Re: Do you create just one family database OR a database for every family you're researching?

Posted: 5 Jan 2013 10:12PM GMT
Classification: Query
Thanks to all for the replies. I think keeping the families/files separate would be better (and easier), too.

However, I ran into what might be a potential, albeit minor, problem. When I was in the "AncestryDNA Member Match" window, I noticed that I can only link myself to ONE family tree.

So it seems that if I want to see how I'm related to each of my DNA matches, my only option would be to merge all my family files into one. Am I correct on this?

Re: Do you create just one family database OR a database for every family you're researching?

Posted: 5 Jan 2013 10:26PM GMT
Classification: Query
Yes, you're correct on that.

Re: Do you create just one family database OR a database for every family you're researching?

Posted: 5 Jan 2013 11:08PM GMT
Classification: Query
Yes, as long as you don't have but one or two common "points of intersection" between the files, you can easily merge all the files into one purely for the sake of reviewing DNA results. (Suggest a date in the file name to show it is archival and not active.)

Then continue to work in the separate files.

Re: Do you create just one family database OR a database for every family you're researching?

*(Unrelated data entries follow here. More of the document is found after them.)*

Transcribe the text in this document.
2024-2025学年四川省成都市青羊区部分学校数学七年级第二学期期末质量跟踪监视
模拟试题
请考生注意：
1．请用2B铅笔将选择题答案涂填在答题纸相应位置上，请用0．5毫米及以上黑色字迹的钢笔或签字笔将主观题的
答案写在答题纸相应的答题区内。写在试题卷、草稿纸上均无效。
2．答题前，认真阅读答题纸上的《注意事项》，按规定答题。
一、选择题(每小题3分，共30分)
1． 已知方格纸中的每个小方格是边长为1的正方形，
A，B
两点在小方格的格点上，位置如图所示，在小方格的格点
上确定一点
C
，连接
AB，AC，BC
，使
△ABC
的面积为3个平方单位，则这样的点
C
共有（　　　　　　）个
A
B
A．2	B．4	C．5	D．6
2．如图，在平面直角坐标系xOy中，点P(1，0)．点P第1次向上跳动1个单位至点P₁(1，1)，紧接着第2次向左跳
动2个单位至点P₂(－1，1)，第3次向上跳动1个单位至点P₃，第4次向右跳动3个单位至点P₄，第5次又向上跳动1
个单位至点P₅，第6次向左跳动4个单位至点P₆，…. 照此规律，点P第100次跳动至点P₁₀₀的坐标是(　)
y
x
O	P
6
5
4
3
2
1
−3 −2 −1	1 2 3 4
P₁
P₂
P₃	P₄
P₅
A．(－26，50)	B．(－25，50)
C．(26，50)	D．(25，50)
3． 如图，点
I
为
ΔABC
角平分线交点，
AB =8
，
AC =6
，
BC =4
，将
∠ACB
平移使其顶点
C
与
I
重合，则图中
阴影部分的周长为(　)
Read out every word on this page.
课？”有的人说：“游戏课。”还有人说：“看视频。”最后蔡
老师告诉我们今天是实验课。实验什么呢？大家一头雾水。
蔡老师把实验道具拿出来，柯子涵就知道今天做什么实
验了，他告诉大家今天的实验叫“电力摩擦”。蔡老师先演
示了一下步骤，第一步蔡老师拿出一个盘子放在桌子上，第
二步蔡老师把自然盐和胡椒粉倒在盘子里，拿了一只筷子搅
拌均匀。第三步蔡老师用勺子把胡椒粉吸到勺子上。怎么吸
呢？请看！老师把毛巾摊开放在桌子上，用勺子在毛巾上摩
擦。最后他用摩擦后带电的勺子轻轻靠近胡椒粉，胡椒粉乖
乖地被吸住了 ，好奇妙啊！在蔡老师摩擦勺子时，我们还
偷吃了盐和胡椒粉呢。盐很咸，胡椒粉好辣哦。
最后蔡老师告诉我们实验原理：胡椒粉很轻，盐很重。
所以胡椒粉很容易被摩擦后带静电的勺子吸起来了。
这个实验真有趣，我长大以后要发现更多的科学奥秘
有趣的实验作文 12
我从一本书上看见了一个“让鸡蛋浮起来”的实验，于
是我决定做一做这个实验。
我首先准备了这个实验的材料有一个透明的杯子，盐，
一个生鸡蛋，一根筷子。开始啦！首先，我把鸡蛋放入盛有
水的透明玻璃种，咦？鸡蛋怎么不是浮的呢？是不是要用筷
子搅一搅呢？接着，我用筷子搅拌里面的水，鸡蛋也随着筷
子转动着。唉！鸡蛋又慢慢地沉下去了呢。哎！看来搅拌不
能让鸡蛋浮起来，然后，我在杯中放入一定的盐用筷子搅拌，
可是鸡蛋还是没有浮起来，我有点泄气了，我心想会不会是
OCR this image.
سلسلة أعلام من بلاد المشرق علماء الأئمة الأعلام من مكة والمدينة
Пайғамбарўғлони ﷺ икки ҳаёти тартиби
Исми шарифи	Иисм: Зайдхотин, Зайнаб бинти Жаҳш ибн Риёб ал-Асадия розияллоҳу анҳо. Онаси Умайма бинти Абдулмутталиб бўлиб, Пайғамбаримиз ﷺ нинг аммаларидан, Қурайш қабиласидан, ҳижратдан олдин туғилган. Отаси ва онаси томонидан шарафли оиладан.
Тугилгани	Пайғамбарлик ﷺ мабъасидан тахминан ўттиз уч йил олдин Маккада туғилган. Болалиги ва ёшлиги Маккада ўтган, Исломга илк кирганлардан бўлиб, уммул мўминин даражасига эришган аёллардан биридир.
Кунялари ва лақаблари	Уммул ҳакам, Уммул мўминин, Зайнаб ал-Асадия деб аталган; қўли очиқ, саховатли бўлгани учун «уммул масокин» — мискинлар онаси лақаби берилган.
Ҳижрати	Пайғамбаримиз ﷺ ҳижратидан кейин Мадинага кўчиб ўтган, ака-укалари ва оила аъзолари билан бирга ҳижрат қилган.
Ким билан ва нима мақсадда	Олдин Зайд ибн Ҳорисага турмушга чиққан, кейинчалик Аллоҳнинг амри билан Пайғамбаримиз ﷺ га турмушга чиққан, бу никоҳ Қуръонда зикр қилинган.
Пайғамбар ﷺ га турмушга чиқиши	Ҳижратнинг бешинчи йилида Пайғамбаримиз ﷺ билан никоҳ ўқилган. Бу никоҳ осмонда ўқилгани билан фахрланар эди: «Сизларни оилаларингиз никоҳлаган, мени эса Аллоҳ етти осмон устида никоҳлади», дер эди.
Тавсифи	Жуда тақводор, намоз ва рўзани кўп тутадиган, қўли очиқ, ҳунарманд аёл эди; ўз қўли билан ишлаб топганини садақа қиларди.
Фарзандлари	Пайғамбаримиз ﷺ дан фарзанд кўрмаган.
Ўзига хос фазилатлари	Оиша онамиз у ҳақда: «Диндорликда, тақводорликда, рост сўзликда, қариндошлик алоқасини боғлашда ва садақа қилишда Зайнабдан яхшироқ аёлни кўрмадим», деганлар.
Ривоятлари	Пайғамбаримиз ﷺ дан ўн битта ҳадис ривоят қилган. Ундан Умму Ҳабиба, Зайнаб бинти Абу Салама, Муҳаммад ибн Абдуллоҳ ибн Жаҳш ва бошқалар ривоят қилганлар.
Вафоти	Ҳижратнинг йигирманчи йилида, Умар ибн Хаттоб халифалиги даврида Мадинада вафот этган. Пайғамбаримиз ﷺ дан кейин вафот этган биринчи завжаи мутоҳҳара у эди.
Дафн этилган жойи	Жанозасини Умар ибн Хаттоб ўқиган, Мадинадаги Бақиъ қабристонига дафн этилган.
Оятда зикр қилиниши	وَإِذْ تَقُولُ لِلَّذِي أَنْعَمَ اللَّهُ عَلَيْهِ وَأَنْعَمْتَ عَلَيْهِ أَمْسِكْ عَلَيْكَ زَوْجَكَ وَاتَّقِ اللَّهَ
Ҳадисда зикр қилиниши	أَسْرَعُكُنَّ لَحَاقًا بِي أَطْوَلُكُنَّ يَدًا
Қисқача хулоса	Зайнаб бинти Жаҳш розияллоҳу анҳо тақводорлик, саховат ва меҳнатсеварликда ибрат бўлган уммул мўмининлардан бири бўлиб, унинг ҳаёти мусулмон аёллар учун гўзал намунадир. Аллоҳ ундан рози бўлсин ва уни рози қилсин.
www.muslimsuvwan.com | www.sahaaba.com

Posted: 5 Jan 2013 11:16PM GMT
Classification: Query
Thanks, Silverfox3280. That's a workaround that I was thinking of myself. It's nice to have someone reaffirm it for me!

Re: Do you create just one family database OR a database for every family you're researching?

Posted: 6 Jan 2013 4:48AM GMT
Classification: Query
Edited: 6 Jan 2013 5:20AM GMT
It's true that FTM scales very poorly. The more of anything it has to deal with, the slower it is. It shouldn't, however, have much trouble with the numbers you've mentioned unless you have multiple media items per person.

I would merge these tree files, however, if you have a lot of overlap. There's no sense in duplicating information and media. That only invites errors and omissions and wastes your time. I personally would only leave them separate (from an research/organizational standpoint) if I had a compelling reason to do so.

(Edit: Added PS below)

It's generally bad form to include surnames in a posting in a forum for genealogy software. That makes this discussion thread show up in searches people do for those surnames, and this discussion isn't related to researching those names. It only adds to the clutter someone must wade through with an interest in those names. As a Norwegian researcher, I'm sure this is something you can appreciate. There are a limited number of patronyms that we're all researching, and farm names, although more unique, tend to be repeated as well in their many varieties.

We benefit as a community when we restrict ourselves to using the "surnames" field only for postings directly related to those surnames. My advice to you is that you edit your original posting and delete those surnames. If your goal is to connect with others researching similar names and farms, then post something specific in an appropriate forum.